I am travelling in with a Danish surgeon, Peter who is going to be conducting 4 weeks of very technical surgeries to correct fistulas. It is a little tricky to explain to those of us who are non medical, but the easiest way to describe it is as a physical hole that is created either between the vaginal wall and the bladder, or sometimes between the vaginal wall and the rectum which means she has urine constantly running down her leg. It is caused by prolonged labour, when the babies head is thrust against the pelvic wall for a long period of time. In Somalia some of the women who have come to have their fistulas repaired were in labour for 3 days. During the prolonged labour the babies head damages the tissue around the vagina, which eventually causes a hole to form. One of the main reasons this happens here is because girls are marrying and having babies in their early and mid teens and their bodies are still too small to deliver naturally. It has massive social consequences for a woman, not to mention that most of the babies die during child birth.
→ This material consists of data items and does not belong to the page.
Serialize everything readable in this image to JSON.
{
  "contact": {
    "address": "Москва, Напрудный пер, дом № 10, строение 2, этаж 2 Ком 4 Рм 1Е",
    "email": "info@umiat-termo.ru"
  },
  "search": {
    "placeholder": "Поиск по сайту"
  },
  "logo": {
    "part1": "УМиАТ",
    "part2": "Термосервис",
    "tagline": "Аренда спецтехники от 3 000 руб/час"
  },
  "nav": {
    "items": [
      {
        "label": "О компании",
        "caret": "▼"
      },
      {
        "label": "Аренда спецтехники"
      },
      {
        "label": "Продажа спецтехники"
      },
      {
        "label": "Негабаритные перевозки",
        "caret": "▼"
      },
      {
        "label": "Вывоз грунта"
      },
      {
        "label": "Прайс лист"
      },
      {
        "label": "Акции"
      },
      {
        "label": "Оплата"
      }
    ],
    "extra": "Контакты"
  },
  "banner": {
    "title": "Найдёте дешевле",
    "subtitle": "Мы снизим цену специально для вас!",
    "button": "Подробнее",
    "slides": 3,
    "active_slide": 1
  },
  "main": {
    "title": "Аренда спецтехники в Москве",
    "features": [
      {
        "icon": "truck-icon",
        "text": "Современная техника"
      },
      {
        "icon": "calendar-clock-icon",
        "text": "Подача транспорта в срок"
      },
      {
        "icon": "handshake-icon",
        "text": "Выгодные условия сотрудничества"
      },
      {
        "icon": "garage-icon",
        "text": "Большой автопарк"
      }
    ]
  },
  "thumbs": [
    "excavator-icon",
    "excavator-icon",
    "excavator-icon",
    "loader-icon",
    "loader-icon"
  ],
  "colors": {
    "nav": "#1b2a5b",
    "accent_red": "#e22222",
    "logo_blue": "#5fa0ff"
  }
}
Whilst I came originally to document this fistula problem, Mogadishu also remains plagued with troubles. The situation has degenerated. The area that MSF had the children’s clinic is now deserted. The fighting was so intense in the area that pretty much everyone fled in the 1-hour window of calm at 5am on Thursday morning. The team described it as ‘empty’, ‘deserted’; they were virtually the last people to leave as they struggled to find a window of opportunity to move out of the area. Now they have moved to another area and the Mogadishu staff, besides all of their own personal worry and the fact that majority of them are displaced themselves or housing members of their families who have been displaced have said they will work and they want to work so they are sending out mobile clinics to the camps.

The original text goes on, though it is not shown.